Post
Topic
Board Speculation
Re: Bitcoin price can only rise, here's why
by
the joint
on 21/08/2014, 16:22:19 UTC
If it can only rise then why is it often dropping? There are no guarantees in this social experiment. I believe it has a future. But my opinion plus a cup of coffee equals... a cup of coffee.

To quote Albert Einstein: "as far as the laws of mathematics refer to reality, they are not certain; and as far as they are certain, they do not refer to reality."

In reality, there are a lot of factors to consider. Market manipulations. Human fear and stupidity. Unawareness. Computer glitches and human errors. etc.

But if you truly understand the mechanism behind Bitcoin as a cryptocurrency, you would be baffled as well as to why there can be drops in its price when it should be linearly increasing in an ideal, purely mathematical and logical world

Referring to bolded section, I'm not sure that anything is really being said here.  This is what it seems like you're saying:
1) The price can only go up in "an ideal, purely mathematical and logical world."
2) We don't live in such a world, so the price goes down sometimes.

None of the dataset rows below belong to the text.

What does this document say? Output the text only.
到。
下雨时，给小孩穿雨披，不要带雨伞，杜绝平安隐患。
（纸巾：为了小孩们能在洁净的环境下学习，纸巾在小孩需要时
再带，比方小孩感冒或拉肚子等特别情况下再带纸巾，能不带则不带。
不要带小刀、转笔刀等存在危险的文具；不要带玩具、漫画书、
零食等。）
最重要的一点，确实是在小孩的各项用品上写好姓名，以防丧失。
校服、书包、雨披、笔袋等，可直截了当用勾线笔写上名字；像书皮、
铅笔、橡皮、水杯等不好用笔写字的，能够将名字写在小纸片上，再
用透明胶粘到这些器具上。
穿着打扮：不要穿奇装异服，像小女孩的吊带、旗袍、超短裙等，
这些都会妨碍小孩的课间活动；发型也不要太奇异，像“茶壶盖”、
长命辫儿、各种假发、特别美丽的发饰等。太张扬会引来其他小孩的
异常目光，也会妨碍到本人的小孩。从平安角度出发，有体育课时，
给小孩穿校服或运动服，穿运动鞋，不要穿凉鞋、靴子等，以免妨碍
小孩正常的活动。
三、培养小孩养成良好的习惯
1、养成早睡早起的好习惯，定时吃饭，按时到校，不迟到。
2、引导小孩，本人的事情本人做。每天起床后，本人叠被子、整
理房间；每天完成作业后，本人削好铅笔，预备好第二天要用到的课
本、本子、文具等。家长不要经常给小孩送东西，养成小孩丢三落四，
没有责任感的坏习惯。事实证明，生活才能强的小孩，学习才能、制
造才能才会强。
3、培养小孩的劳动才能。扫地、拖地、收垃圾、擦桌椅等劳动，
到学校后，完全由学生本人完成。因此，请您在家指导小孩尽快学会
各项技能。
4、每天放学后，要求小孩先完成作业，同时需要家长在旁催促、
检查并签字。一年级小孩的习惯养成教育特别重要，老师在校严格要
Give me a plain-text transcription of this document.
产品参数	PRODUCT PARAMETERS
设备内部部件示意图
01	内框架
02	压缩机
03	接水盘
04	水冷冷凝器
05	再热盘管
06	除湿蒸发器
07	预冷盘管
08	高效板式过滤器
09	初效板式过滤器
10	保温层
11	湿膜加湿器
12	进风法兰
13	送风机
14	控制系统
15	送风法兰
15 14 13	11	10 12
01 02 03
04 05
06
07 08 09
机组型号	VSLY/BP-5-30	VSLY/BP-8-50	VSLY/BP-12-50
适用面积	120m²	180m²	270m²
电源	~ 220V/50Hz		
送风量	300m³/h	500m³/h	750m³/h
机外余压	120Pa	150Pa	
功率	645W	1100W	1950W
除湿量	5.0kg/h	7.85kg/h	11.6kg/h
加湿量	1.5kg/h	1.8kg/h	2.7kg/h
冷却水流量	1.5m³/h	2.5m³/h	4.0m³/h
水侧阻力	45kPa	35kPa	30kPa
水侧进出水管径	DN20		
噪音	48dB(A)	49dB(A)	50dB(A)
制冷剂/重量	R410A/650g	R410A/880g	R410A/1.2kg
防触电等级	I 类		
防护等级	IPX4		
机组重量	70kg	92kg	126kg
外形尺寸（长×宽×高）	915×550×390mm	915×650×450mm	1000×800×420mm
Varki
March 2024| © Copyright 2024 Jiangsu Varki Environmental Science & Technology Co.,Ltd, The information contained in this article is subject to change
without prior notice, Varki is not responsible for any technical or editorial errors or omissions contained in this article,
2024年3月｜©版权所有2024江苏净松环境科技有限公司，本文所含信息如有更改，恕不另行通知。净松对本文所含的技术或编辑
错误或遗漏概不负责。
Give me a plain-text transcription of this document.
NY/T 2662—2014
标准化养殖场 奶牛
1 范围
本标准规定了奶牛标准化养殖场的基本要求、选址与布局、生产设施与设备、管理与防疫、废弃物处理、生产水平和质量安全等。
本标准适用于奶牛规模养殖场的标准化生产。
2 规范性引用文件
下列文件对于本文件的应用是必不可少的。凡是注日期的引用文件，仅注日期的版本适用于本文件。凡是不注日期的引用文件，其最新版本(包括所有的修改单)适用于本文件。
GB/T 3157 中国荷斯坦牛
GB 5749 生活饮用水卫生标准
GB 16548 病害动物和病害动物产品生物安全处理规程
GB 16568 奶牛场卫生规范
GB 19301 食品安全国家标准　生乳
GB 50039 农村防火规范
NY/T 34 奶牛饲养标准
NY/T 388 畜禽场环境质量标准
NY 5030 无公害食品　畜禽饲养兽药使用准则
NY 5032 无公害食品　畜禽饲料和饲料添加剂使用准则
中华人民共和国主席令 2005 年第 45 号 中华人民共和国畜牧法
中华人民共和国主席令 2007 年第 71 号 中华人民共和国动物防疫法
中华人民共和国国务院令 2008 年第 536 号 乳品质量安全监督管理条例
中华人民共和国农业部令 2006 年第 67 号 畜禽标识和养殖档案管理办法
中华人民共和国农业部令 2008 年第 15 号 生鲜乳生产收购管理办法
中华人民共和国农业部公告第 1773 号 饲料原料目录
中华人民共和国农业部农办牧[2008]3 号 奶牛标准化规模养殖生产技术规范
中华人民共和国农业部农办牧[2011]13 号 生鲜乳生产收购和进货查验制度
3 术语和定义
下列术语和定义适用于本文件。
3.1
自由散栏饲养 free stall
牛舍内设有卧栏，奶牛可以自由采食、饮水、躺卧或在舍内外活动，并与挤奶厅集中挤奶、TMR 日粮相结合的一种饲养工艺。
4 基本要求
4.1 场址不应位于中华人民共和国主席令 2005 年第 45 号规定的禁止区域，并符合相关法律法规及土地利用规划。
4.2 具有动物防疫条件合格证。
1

Here's my question:  In "an ideal, purely mathematical and logical world," who is going to be the idiot to sell their BTC to the first buyer?

If A buys BTC from B, then A is saying "the BTC I bought is worth more to me than what I paid for it," and B is saying "the money I received is worth more to me than than the BTC I sold for it."

Basically, I'm just pointing out that it's not baffling whatsoever as to why the price drops.  For every buyer there is a seller, and it's just sort of nonsense to talk about a hypothetical reality which is so far removed from the reality we have now.

Oh, btw, a money that linearly increases in value up to infinity without dropping implies that nobody is ever using that money to buy anything, ever.  Sort of defeats the purpose of money in the first place, don't you think?